Hochfest der Geburt Johannes des Täufers
Jes 49,1-6
Hört auf mich, ihr Inseln, merkt auf, ihr Völker in der Ferne! Der Herr hat mich schon im Mutterleib berufen; als ich noch im Schoß meiner Mutter war, hat er meinen Namen genannt. Er machte meinen Mund wie ein scharfes Schwert, er verbarg mich im Schatten seiner Hand. Er machte mich zu einem spitzen Pfeil und steckte mich in seinen Köcher. Er sagte zu mir: Du bist mein Knecht, Israel, an dem ich meine Herrlichkeit zeigen will. Ich aber sagte: Vergeblich habe ich mich bemüht, habe meine Kraft für Nichtiges und Windhauch vertan. Aber mein Recht liegt beim Herrn und mein Lohn bei meinem Gott. Jetzt aber hat der Herr gesprochen, der mich schon im Mutterleib zu seinem Knecht geformt hat, damit ich Jakob zu ihm heimführe und Israel bei ihm versammelt werde. So wurde ich in den Augen des Herrn geehrt und mein Gott war meine Stärke. Und er sagte: Es ist zu wenig, daß du mein Knecht bist, nur um die Stämme Jakobs wieder aufzurichten und die Verschonten Israels heimzuführen. Ich mache dich zum Licht der Nationen; damit mein Heil bis an das Ende der Erde reicht.

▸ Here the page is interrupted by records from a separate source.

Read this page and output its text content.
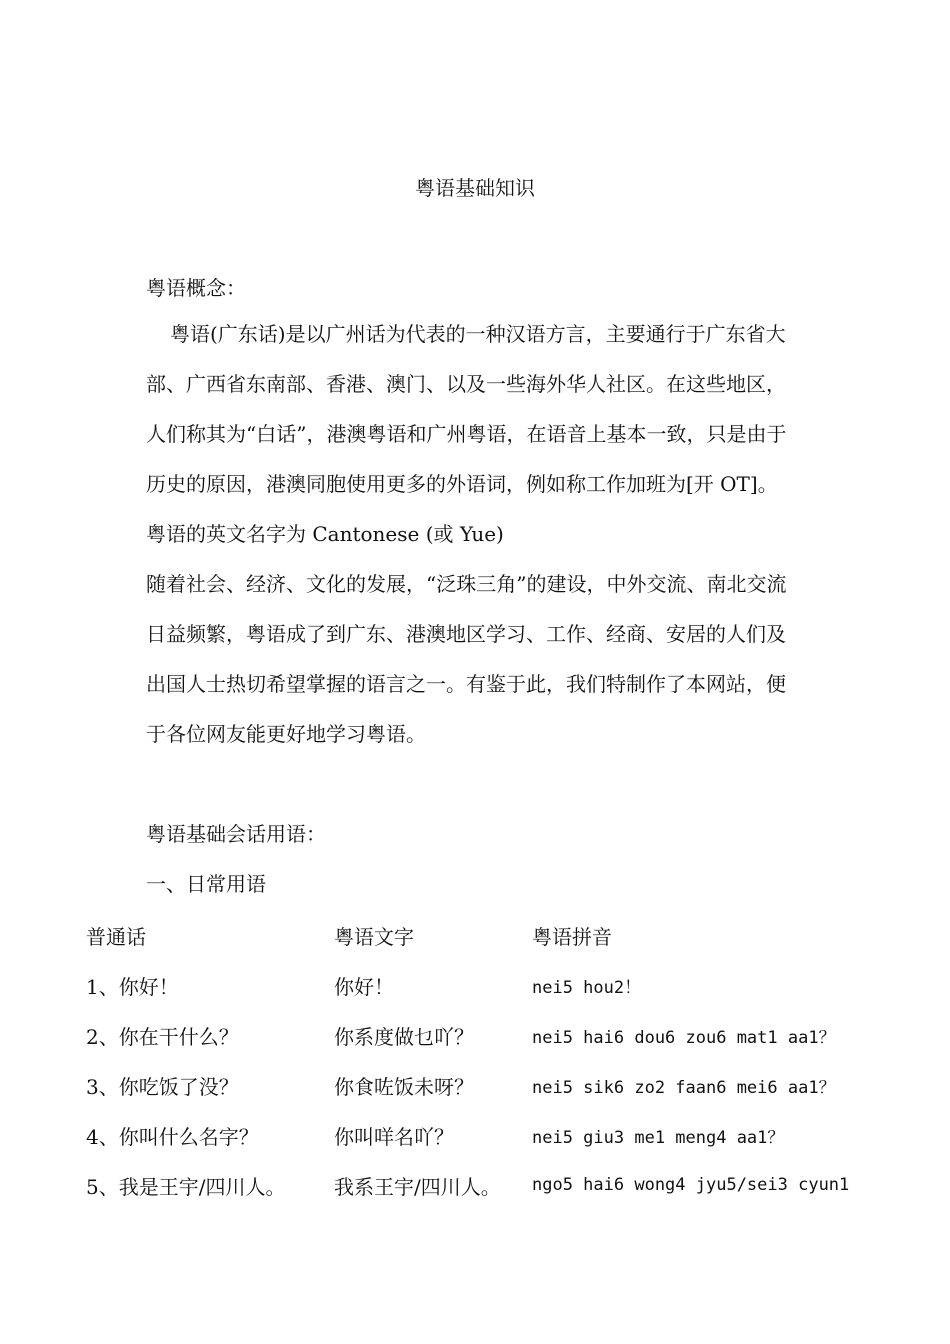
粤语基础知识
粤语概念：
粤语(广东话)是以广州话为代表的一种汉语方言，主要通行于广东省大
部、广西省东南部、香港、澳门、以及一些海外华人社区。在这些地区，
人们称其为“白话”，港澳粤语和广州粤语，在语音上基本一致，只是由于
历史的原因，港澳同胞使用更多的外语词，例如称工作加班为[开 OT]。
粤语的英文名字为 Cantonese (或 Yue)
随着社会、经济、文化的发展，“泛珠三角”的建设，中外交流、南北交流
日益频繁，粤语成了到广东、港澳地区学习、工作、经商、安居的人们及
出国人士热切希望掌握的语言之一。有鉴于此，我们特制作了本网站，便
于各位网友能更好地学习粤语。
粤语基础会话用语：
一、日常用语
普通话	粤语文字	粤语拼音
1、你好！	你好！	nei5 hou2！
2、你在干什么？	你系度做乜吖？	nei5 hai6 dou6 zou6 mat1 aa1？
3、你吃饭了没？	你食咗饭未呀？	nei5 sik6 zo2 faan6 mei6 aa1？
4、你叫什么名字？	你叫咩名吖？	nei5 giu3 me1 meng4 aa1？
5、我是王宇/四川人。	我系王宇/四川人。	ngo5 hai6 wong4 jyu5/sei3 cyun1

Diese Worte aus dem Alten Testament wurden für das Hochfest der Geburt Johannes des Täufers ausgewählt. Sie passen sehr gut auf den »Vorläufer der Ankunft Christi«, wie er von unseren orthodoxen Brüdern und Schwestern bezeichnet wird.
Wir kennen Johannes als den großen Propheten und Asketen, der unmittelbar vor dem Kommen Christi das Volk zur Umkehr aufrief. “Unter den von einer Frau Geborenen gibt es keinen größeren als Johannes” (Lk 7,28), sagt Jesus über ihn. Damit bezieht er sich auf die Mission des Täufers.
Aus dieser Perspektive verstehen wir die Erwählung des Johannes, der schon im Mutterschoß berufen wurde. Mit dieser Berufung “vom Mutterschoß an” berühren wir ein Geheimnis des Handelns Gottes. Johannes hatte die Bestimmung, das Volk zu Gott zu führen, nämlich “die Stämme Jakobs wieder aufzurichten und die Verschonten Israels heimzuführen”.
Liegt eine so große Berufung auf einem Menschen, dann kann er sich ihr nicht entziehen. Selbstverständlich zwingt Gott den Menschen nicht, ihr zu entsprechen, und doch liegt sie auf ihm. Was er auch tun mag, wohin er sich auch wendet, die Berufung – also seine tiefste Bestimmung – begleitet ihn. Er kann gegen sie handeln, er kann versuchen, ihr zu entfliehen, er kann seine Kraft “für Nichtiges und Windhauch” verschwenden, die Berufung wird ihn immer wieder einholen. Wenn er andere Wege geht, wird stets etwas Leeres in ihm zurückbleiben, etwas Unerfülltes und der Eindruck, etwas versäumt zu haben.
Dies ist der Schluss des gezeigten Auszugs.